If completed, the acquisition would significantly expand ServiceNow’s cybersecurity footprint. The company is best known for its workflow automation and IT service management software, which is widely used by large enterprises to manage incidents, employees, and digital operations. Bringing Armis into that ecosystem would allow ServiceNow to pair workflow automation with real-time visibility into connected assets, helping customers identify vulnerabilities, prioritize threats, and automate responses across complex environments.
The talks come at a time when cybersecurity is shifting from a standalone function to a foundational layer of enterprise operations. The proliferation of connected devices, cloud migration, and the growing use of artificial intelligence have broadened attack surfaces, pushing companies to seek more integrated and automated security solutions. For ServiceNow, owning a platform like Armis could reduce reliance on third-party integrations and strengthen its pitch as a one-stop platform for digital operations and risk management.

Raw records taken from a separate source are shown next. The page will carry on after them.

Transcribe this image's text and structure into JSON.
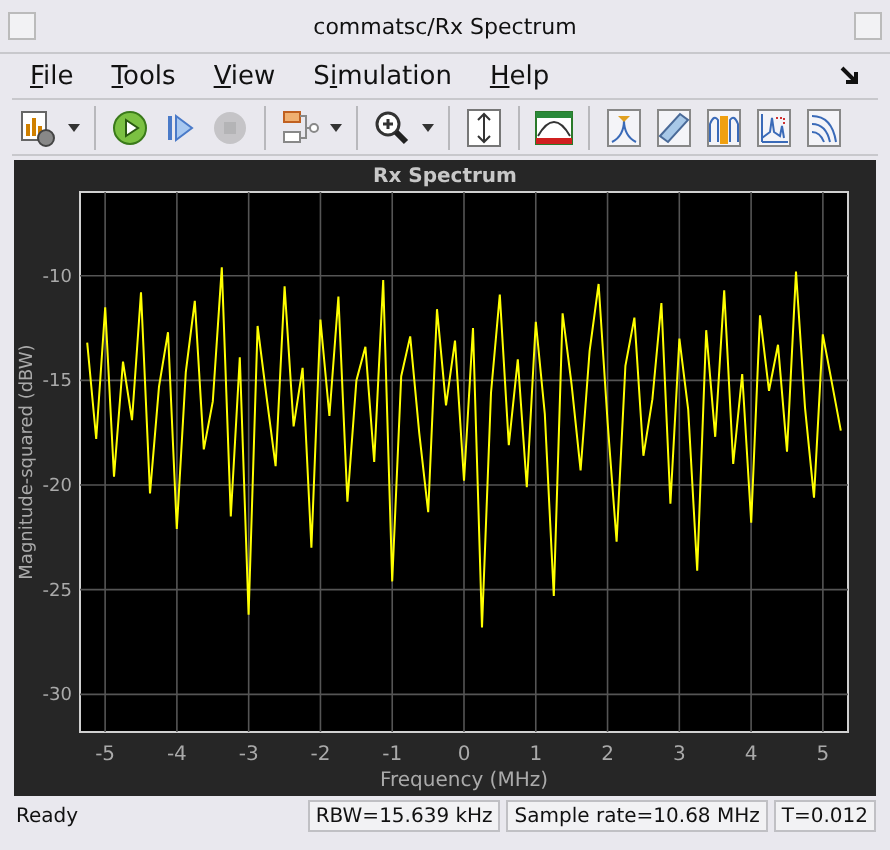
{
  "window": {
    "title": "commatsc/Rx Spectrum"
  },
  "menu": [
    {
      "underlined": "F",
      "rest": "ile"
    },
    {
      "underlined": "T",
      "rest": "ools"
    },
    {
      "underlined": "V",
      "rest": "iew"
    },
    {
      "lead": "S",
      "underlined": "i",
      "rest": "mulation"
    },
    {
      "underlined": "H",
      "rest": "elp"
    }
  ],
  "toolbar": [
    [
      {
        "kind": "settings",
        "dropdown": true,
        "disabled": false
      }
    ],
    [
      {
        "kind": "run",
        "dropdown": false,
        "disabled": false
      },
      {
        "kind": "step",
        "dropdown": false,
        "disabled": false
      },
      {
        "kind": "stop",
        "dropdown": false,
        "disabled": true
      }
    ],
    [
      {
        "kind": "highlight",
        "dropdown": true,
        "disabled": false
      }
    ],
    [
      {
        "kind": "zoom",
        "dropdown": true,
        "disabled": false
      }
    ],
    [
      {
        "kind": "autoscale",
        "dropdown": false,
        "disabled": false
      }
    ],
    [
      {
        "kind": "style",
        "dropdown": false,
        "disabled": false
      }
    ],
    [
      {
        "kind": "peak",
        "dropdown": false,
        "disabled": false
      },
      {
        "kind": "ruler",
        "dropdown": false,
        "disabled": false
      },
      {
        "kind": "channel",
        "dropdown": false,
        "disabled": false
      },
      {
        "kind": "distortion",
        "dropdown": false,
        "disabled": false
      },
      {
        "kind": "ccdf",
        "dropdown": false,
        "disabled": false
      }
    ]
  ],
  "plot": {
    "chart_data": {
      "type": "line",
      "title": "Rx Spectrum",
      "xlabel": "Frequency (MHz)",
      "ylabel": "Magnitude-squared (dBW)",
      "x": [
        -5.25,
        -5.125,
        -5,
        -4.875,
        -4.75,
        -4.625,
        -4.5,
        -4.375,
        -4.25,
        -4.125,
        -4,
        -3.875,
        -3.75,
        -3.625,
        -3.5,
        -3.375,
        -3.25,
        -3.125,
        -3,
        -2.875,
        -2.75,
        -2.625,
        -2.5,
        -2.375,
        -2.25,
        -2.125,
        -2,
        -1.875,
        -1.75,
        -1.625,
        -1.5,
        -1.375,
        -1.25,
        -1.125,
        -1,
        -0.875,
        -0.75,
        -0.625,
        -0.5,
        -0.375,
        -0.25,
        -0.125,
        0,
        0.125,
        0.25,
        0.375,
        0.5,
        0.625,
        0.75,
        0.875,
        1,
        1.125,
        1.25,
        1.375,
        1.5,
        1.625,
        1.75,
        1.875,
        2,
        2.125,
        2.25,
        2.375,
        2.5,
        2.625,
        2.75,
        2.875,
        3,
        3.125,
        3.25,
        3.375,
        3.5,
        3.625,
        3.75,
        3.875,
        4,
        4.125,
        4.25,
        4.375,
        4.5,
        4.625,
        4.75,
        4.875,
        5,
        5.125,
        5.25
      ],
      "series": [
        {
          "color": "#ffff00",
          "values": [
            -13.2,
            -17.8,
            -11.5,
            -19.6,
            -14.1,
            -16.9,
            -10.8,
            -20.4,
            -15.3,
            -12.7,
            -22.1,
            -14.6,
            -11.2,
            -18.3,
            -16.0,
            -9.6,
            -21.5,
            -13.9,
            -26.2,
            -12.4,
            -15.8,
            -19.1,
            -10.5,
            -17.2,
            -14.4,
            -23.0,
            -12.1,
            -16.7,
            -11.0,
            -20.8,
            -15.0,
            -13.4,
            -18.9,
            -10.2,
            -24.6,
            -14.8,
            -12.9,
            -17.5,
            -21.3,
            -11.6,
            -16.2,
            -13.1,
            -19.8,
            -12.5,
            -26.8,
            -15.6,
            -10.9,
            -18.1,
            -14.0,
            -20.1,
            -12.2,
            -16.6,
            -25.3,
            -11.8,
            -15.2,
            -19.3,
            -13.6,
            -10.4,
            -17.0,
            -22.7,
            -14.3,
            -12.0,
            -18.6,
            -15.9,
            -11.3,
            -20.9,
            -13.0,
            -16.4,
            -24.1,
            -12.6,
            -17.7,
            -10.7,
            -19.0,
            -14.7,
            -21.8,
            -11.9,
            -15.5,
            -13.3,
            -18.4,
            -9.8,
            -16.3,
            -20.6,
            -12.8,
            -15.1,
            -17.4
          ]
        }
      ],
      "xlim": [
        -5.35,
        5.35
      ],
      "ylim": [
        -31.8,
        -6
      ],
      "xticks": [
        -5,
        -4,
        -3,
        -2,
        -1,
        0,
        1,
        2,
        3,
        4,
        5
      ],
      "yticks": [
        -30,
        -25,
        -20,
        -15,
        -10
      ],
      "grid": true
    }
  },
  "status_bar": [
    "Ready",
    "RBW=15.639 kHz",
    "Sample rate=10.68 MHz",
    "T=0.012"
  ]
}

For Armis, a sale would represent a change in trajectory, though not an unusual one in the current market. Just over a month ago, the company raised $435 million in a funding round led by Goldman Sachs Alternatives’ growth equity fund, with participation from CapitalG, Alphabet’s venture arm. At the time, Armis publicly discussed plans for an initial public offering.
Chief executive and co-founder Yevgeny Dibrov told CNBC that the company was targeting a listing in late 2026 or early 2027, depending on market conditions. Choosing a strategic acquisition instead of waiting for an IPO reflects a broader trend among late-stage startups, many of which are wary of volatile equity markets, compressed valuations, and the risk of underwhelming public debuts.
Founded in 2016, Armis has demonstrated strong growth. In August, the company said it had surpassed $300 million in annual recurring revenue, reaching that level less than a year after crossing $200 million in ARR. That rapid expansion, combined with its focus on securing unmanaged and hard-to-monitor devices, has made Armis one of the more attractive assets in the cybersecurity space.
Its investor base underscores that appeal. In addition to Goldman Sachs Alternatives and CapitalG, previous backers include Sequoia Capital and Bain Capital Ventures, firms known for backing companies with either IPO-scale ambitions or strategic acquisition potential. A $7 billion deal would likely deliver a significant return for those investors, particularly given the still-uncertain outlook for tech listings.
The price tag is expected to represent a substantial commitment for ServiceNow, but one aligned with its longer-term strategy. The company has been steadily expanding beyond IT service management into broader enterprise workflows, including security operations, governance, risk, and compliance. Acquiring Armis could accelerate that expansion by adding a high-growth security platform and a customer base that overlaps with ServiceNow’s core enterprise clientele.
The potential transaction also highlights accelerating consolidation in cybersecurity, as large software vendors seek to own critical capabilities rather than rely on partnerships. As cyber threats become more complex and regulators demand stronger controls, enterprises are increasingly favoring integrated platforms that can tie security insights directly into operational and executive decision-making.
Whether or not the deal is finalized, the talks underline the strategic value of cybersecurity startups with scale, recurring revenue, and clear enterprise relevance. In a market where IPO windows remain unpredictable, acquisition discussions like this are becoming a primary exit path — and a signal that large software companies are prepared to pay a premium for assets they see as essential to their next phase of growth.